By strict definition, a replacement child is one who is conceived because an older sibling has died. According to the theory, such a child is at psychological risk, especially if the dead child has not been adequately mourned.
Because he was an oldest son, Edward Gibbon, the greatest of all modern historians and the most brilliant prose stylist in the English language, would not seem to qualify as a replacement -- except that in his own curious manner of thinking, Gibbon “replaced” children who were born subsequent to him.
Gibbon preened himself on his status in the family. “From my birth,” he said in his famous Memoir, “I have enjoyed the rights of primogeniture.” But primogeniture was not so much a chronological fact as it was a pinnacle to be defended. As he conceived it, Gibbon triumphed over would-be competitors to his supremacy. “I was succeeded by five brothers and one sister, all of whom were snatched away in their infancy.” Toward his dead siblings, and toward the parents who endured the heart-breaking death of six of their seven children, Gibbon was unnaturally cold and mercenary. “I shall not pretend to lament” the loss of those who would “oppress my inheritance.” Gibbon lacked empathy in part because he felt, with some justice, that his younger siblings were favored over him by his father. How could this be?
The Memoir supplies an explanation. In an age of high infant mortality, Gibbon was a very sickly child. His life was at risk while other, later-born children seemed to be born healthier. As Gibbon himself puts it, “so feeble was my constitution, so precarious my life, that, in the baptism of each of my brothers my father’s prudence successively repeated my Christian name of Edward, that, in case of the departure of the eldest son, this patronymic appellation might be still perpetuated in the family.” This is odd indeed. In five separate instances, according to the future historian, a male child saw the light, and each time the child was named Edward. In one case after another, the outcome was the same. The infant who might have “oppressed his inheritance” succumbed and the heroic oldest son beat back the challenge. The first Edward therefore “replaced,” so to speak, a series of subsequent Edwards who might have superseded him. It's not hard to imagine that a sickly child, pursued by a series of infants each christened with his very own name, would feel threatened and might rejoice rather than mourn at their funerals.
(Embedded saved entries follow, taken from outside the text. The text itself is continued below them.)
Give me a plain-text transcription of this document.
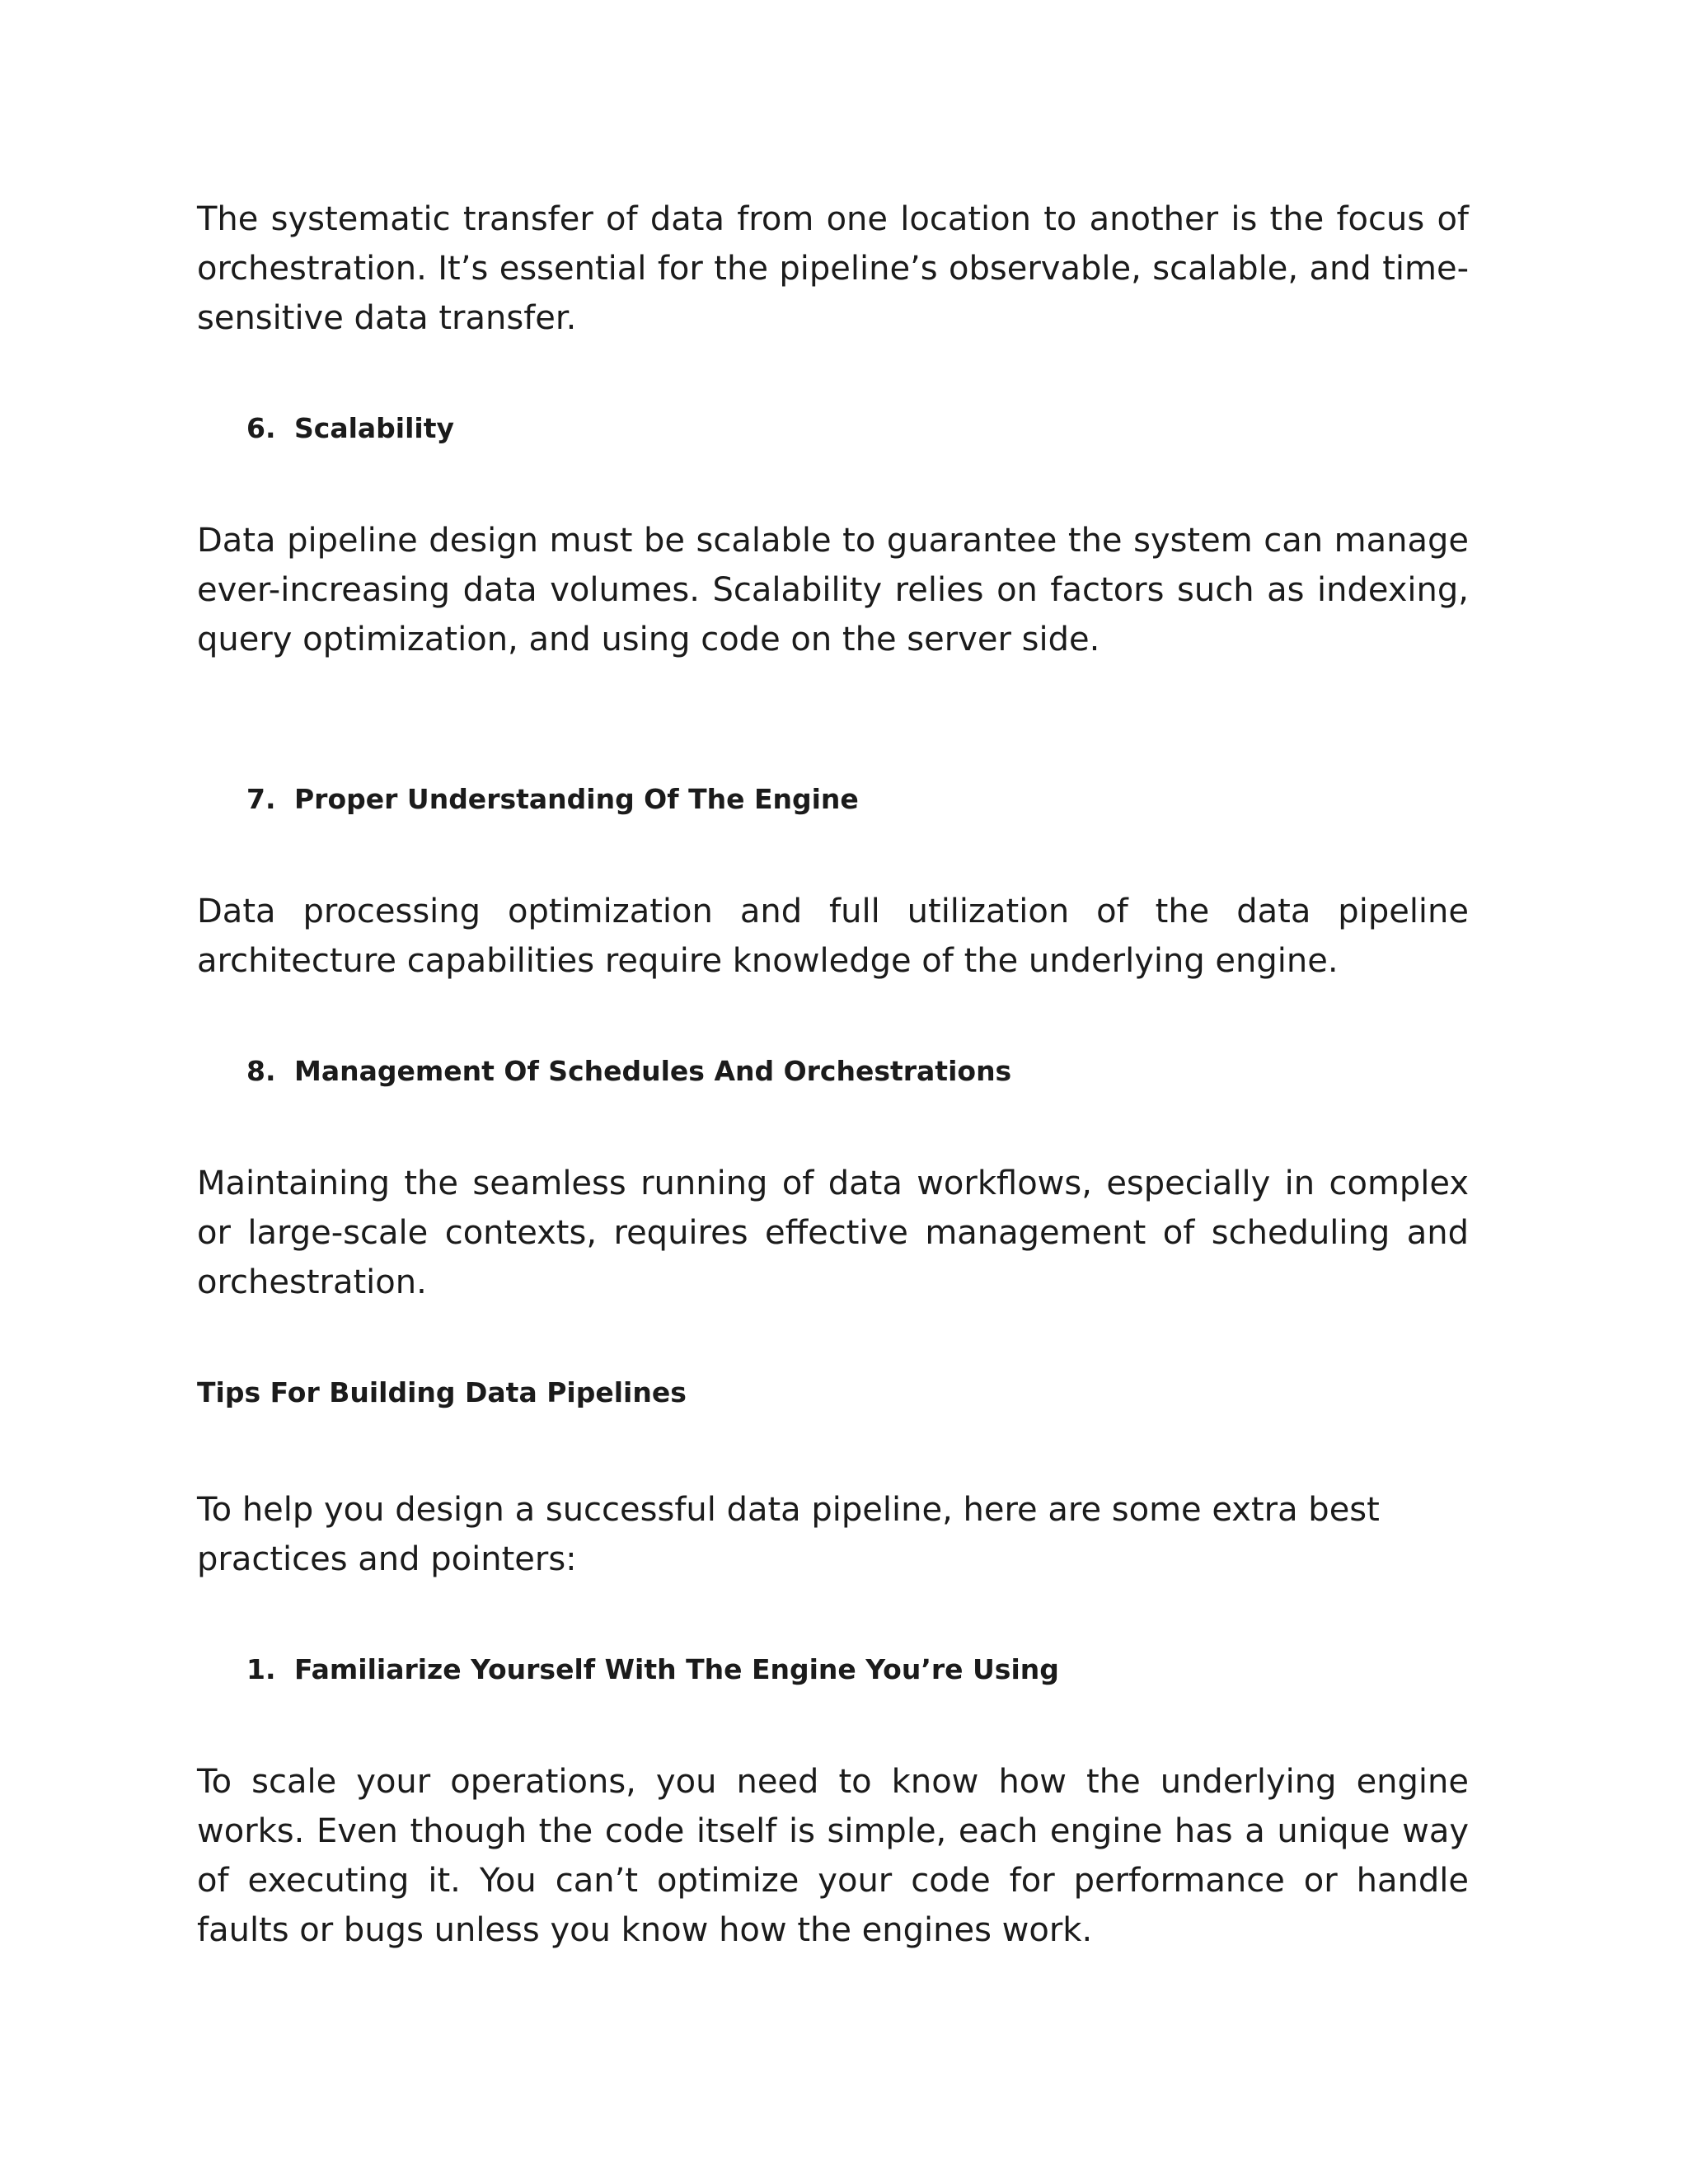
The systematic transfer of data from one location to another is the focus of orchestration. It’s essential for the pipeline’s observable, scalable, and time-sensitive data transfer.

6. Scalability

Data pipeline design must be scalable to guarantee the system can manage ever-increasing data volumes. Scalability relies on factors such as indexing, query optimization, and using code on the server side.

7. Proper Understanding Of The Engine

Data processing optimization and full utilization of the data pipeline architecture capabilities require knowledge of the underlying engine.

8. Management Of Schedules And Orchestrations

Maintaining the seamless running of data workflows, especially in complex or large-scale contexts, requires effective management of scheduling and orchestration.

Tips For Building Data Pipelines

To help you design a successful data pipeline, here are some extra best practices and pointers:

1. Familiarize Yourself With The Engine You’re Using

To scale your operations, you need to know how the underlying engine works. Even though the code itself is simple, each engine has a unique way of executing it. You can’t optimize your code for performance or handle faults or bugs unless you know how the engines work.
Although Gibbon attributes the pattern of naming to his father’s “prudence,” it is obvious that the phrase "my father's prudence” is an irony that masks a true fury. Was it prudence or was it his father's hope that the sickly child would be succeeded by a healthy one? Hostility also shines through Gibbon's jealous account of his mother: "to preserve and to rear so frail a being [as himself], the most tender assiduity was scarcely sufficient; and my mother’s attention was somewhat diverted by her frequent pregnancies, by an exclusive passion for her husband, and by the dissipation of the world, in which his taste and authority obliged her to mingle.” The irony of this beautiful Augustan sentence conceals infantine rage: to translate into more forthright English, Gibbon objects that his mother conceived other children, claims that she should have preferred him to her husband, and asserts that she should have withdrawn from society to nurse him.
To what degree Gibbon’s suppressed and ironic but still obvious anger toward his parents contributed to his peculiar temperament is difficult to say, but it is a fact that the bulk of his career was spent not only in tracing the decline and fall of Rome, the father of all European civilizations, but also in displacing an established patriarchal religion from its position of supremacy. The irony that he directed against his parents in his Memoir is the exact weapon that he learned to deploy against Roman failures and against triumphant Christianity.
In addition, there's an untidy psychological wrinkle. Gibbon’s claim that the male children who succeeded him were all named Edward is a crucial part of his indictment of his parents. But it's an assertion that is not true and is not substantiated by parish records. There was no endless series of Edwards. Apparently, one succeeding child was so named but the rest enjoyed various different appellations. The most scrupulous of historians either invented or misremembered the dreadful slight that so wounded him. What psychological mechanism caused Gibbon to yearn to be even more of a replacement child than in fact he was?